Excite@Home made a disclosure on Monday in an amendment to its annual report, which it initially filed with the Securities and Exchange Commission in April, that the company may not be able to continue operations. Shares of the company closed down 41 cents, or 47 percent, to 46 cents Monday.
Excite@Home is struggling to remain operating, as a "going concern". Essentially this means the company is running out of cash needed to operate, faces delisting on NasDaq for trading under $1, and debts are mounting that Excite@Home may not be able to afford to pay back.
Currently trading at .47 cents with 25 million shares traded today on Tuesday, August 20, 2001, Excite@Home may indeed cease to operate. AT&T, a major investor in Excite@Home has not commented on Excite@Home, and probably won't infuse them with anymore money as AT&T also may sell it's AT&T Broadband unit.
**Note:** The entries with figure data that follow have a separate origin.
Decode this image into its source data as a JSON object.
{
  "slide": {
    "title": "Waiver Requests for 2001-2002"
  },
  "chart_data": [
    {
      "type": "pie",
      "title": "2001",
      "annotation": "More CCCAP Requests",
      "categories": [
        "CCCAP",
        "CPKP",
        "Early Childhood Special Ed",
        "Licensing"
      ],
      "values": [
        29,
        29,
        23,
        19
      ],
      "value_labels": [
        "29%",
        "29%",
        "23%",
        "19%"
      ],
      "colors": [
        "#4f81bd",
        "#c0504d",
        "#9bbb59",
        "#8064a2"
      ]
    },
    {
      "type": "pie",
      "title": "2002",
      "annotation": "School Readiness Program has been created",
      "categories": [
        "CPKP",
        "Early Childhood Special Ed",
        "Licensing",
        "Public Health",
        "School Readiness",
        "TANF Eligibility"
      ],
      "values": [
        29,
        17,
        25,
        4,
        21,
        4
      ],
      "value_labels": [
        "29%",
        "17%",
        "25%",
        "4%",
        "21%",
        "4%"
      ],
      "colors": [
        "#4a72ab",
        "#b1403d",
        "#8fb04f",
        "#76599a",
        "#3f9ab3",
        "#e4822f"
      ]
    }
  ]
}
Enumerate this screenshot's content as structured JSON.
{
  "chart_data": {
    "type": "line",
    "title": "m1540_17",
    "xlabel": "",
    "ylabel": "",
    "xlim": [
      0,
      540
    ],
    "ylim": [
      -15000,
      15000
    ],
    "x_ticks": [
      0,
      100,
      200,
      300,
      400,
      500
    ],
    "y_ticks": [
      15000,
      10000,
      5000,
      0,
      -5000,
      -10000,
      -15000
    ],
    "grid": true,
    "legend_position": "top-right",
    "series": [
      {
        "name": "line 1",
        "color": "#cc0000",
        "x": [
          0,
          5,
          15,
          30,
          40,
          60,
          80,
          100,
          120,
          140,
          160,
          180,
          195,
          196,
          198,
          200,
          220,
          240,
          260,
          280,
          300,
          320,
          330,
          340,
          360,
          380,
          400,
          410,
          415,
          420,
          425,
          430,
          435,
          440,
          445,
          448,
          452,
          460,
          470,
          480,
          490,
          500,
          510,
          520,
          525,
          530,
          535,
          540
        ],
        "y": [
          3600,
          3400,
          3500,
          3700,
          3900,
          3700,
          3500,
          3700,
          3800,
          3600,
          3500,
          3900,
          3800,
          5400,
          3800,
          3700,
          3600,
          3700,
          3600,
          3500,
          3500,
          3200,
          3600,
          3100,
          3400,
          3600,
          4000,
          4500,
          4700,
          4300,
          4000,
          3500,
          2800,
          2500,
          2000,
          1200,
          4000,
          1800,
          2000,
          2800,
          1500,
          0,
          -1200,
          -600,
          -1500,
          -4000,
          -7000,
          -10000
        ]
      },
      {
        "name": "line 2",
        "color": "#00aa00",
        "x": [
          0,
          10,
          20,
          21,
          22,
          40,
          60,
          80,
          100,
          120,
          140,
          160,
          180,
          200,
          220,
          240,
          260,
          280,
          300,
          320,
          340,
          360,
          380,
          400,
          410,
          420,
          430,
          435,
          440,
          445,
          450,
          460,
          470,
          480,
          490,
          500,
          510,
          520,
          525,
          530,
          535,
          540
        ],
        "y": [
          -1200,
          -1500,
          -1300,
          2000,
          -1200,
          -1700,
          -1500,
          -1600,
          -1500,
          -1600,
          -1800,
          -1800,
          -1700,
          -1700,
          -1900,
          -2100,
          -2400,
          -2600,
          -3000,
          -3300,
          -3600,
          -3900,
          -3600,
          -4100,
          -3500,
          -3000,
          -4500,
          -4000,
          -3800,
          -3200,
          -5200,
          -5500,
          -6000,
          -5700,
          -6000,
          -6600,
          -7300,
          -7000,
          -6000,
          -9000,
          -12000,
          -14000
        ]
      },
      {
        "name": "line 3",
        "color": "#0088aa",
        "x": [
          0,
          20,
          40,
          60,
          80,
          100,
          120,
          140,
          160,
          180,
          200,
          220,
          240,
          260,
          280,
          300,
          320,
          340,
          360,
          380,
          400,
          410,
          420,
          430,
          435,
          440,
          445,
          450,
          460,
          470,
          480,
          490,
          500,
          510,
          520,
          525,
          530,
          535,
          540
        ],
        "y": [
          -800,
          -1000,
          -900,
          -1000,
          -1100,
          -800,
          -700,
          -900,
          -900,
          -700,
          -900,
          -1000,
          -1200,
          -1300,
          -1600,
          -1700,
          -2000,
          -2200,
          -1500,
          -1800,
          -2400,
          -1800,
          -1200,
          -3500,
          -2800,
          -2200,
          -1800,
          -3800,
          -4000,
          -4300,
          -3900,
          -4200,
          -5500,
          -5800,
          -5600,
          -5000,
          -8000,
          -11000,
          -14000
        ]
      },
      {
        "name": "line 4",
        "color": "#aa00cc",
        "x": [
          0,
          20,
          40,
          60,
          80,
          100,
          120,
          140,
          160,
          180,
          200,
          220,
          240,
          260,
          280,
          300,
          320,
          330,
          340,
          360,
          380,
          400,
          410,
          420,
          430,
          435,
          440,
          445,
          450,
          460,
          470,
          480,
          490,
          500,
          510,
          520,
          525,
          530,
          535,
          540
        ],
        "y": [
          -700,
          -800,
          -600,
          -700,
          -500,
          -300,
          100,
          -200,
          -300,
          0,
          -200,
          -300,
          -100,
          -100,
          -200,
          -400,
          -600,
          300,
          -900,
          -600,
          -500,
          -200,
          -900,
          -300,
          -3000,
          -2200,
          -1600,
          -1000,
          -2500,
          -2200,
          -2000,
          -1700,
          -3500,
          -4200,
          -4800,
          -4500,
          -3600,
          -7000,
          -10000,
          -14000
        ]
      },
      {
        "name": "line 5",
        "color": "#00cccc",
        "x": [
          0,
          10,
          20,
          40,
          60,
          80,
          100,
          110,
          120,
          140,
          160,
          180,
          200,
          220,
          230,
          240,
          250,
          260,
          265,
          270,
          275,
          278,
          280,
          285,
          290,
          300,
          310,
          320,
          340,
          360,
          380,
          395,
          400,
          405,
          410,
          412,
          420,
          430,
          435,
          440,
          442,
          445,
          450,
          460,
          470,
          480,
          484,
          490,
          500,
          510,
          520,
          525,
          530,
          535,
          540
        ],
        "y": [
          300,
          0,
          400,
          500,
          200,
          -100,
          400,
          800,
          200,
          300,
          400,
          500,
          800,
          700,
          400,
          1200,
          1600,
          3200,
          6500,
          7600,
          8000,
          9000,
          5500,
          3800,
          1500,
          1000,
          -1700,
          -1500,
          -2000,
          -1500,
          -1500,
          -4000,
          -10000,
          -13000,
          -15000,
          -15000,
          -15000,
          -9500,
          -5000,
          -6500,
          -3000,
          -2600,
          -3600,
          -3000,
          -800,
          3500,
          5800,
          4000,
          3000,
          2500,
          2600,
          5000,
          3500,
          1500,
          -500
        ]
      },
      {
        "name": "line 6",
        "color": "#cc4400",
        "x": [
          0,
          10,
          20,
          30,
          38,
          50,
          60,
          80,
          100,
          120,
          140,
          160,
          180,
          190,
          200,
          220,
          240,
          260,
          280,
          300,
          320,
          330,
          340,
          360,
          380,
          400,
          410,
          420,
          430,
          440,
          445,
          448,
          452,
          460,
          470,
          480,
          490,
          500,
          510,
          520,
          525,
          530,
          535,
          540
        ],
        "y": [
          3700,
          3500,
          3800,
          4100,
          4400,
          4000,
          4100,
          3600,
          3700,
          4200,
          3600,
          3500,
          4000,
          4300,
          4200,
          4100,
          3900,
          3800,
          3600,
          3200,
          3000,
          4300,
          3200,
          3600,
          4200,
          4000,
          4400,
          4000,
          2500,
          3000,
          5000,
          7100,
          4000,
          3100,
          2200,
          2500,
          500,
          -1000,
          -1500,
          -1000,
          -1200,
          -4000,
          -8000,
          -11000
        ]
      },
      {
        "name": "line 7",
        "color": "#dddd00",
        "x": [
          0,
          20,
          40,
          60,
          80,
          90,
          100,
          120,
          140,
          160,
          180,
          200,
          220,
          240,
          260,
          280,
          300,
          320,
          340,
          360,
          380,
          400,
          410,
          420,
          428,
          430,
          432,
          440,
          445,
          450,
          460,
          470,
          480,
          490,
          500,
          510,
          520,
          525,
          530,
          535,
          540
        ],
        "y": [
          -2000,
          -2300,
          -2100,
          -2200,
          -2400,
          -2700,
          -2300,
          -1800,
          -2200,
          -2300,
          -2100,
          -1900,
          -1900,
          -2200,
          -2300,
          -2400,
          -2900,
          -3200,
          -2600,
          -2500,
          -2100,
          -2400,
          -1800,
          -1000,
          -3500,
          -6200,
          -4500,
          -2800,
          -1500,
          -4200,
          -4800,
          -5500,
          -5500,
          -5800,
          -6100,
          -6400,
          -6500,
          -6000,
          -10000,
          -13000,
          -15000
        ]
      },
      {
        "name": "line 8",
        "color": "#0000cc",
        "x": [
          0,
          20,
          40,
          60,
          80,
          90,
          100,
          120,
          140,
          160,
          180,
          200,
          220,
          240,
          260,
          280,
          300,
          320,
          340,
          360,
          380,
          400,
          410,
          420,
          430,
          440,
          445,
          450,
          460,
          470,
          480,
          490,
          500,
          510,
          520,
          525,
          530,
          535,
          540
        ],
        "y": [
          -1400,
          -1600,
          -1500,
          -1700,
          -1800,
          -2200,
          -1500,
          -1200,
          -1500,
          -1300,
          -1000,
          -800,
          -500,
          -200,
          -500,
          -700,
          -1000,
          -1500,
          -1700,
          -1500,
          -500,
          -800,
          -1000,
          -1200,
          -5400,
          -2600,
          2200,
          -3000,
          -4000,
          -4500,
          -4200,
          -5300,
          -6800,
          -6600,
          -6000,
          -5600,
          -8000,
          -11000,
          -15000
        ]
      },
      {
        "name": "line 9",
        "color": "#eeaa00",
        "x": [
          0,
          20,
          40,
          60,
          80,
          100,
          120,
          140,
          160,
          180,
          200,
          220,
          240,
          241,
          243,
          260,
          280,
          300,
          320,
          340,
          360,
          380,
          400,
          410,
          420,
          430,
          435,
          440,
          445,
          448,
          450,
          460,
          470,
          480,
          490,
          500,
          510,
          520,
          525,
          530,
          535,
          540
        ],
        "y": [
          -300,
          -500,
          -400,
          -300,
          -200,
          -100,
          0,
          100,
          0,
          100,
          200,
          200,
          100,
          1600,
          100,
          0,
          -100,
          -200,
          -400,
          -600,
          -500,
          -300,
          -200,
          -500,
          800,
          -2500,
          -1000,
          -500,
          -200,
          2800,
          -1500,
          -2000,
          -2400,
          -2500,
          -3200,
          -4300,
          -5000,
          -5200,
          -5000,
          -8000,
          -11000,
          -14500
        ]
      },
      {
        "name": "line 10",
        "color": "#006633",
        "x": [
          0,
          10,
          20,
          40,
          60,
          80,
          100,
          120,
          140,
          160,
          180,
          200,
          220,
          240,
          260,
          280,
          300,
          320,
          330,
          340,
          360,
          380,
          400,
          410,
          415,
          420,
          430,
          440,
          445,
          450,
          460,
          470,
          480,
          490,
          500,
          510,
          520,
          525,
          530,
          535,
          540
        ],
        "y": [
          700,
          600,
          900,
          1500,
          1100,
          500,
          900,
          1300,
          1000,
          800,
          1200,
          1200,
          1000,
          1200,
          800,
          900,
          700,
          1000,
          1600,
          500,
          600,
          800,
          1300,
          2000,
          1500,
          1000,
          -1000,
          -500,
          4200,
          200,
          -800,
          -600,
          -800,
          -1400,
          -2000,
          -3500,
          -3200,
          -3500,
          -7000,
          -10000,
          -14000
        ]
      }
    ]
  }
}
Excite@Home has few options, sell it's assets including debt, file for Bankruptcy, or perform a risky reverse stock split. A reverse stock split could place Excite@Home over the $1.00 trading mark, but essentially lessens it's value by limiting the number of shares available.
If Excite@Home is delisted it's likely to declare bankruptcy, said Merrill Lynch analyst Henry Blodget in a research note. "Our existing cash and other liquid assets may not be sufficient to fund operations through the end of 2001," the company said in its filing. "We cannot guarantee that we will be able to obtain additional funding on acceptable terms, if at all."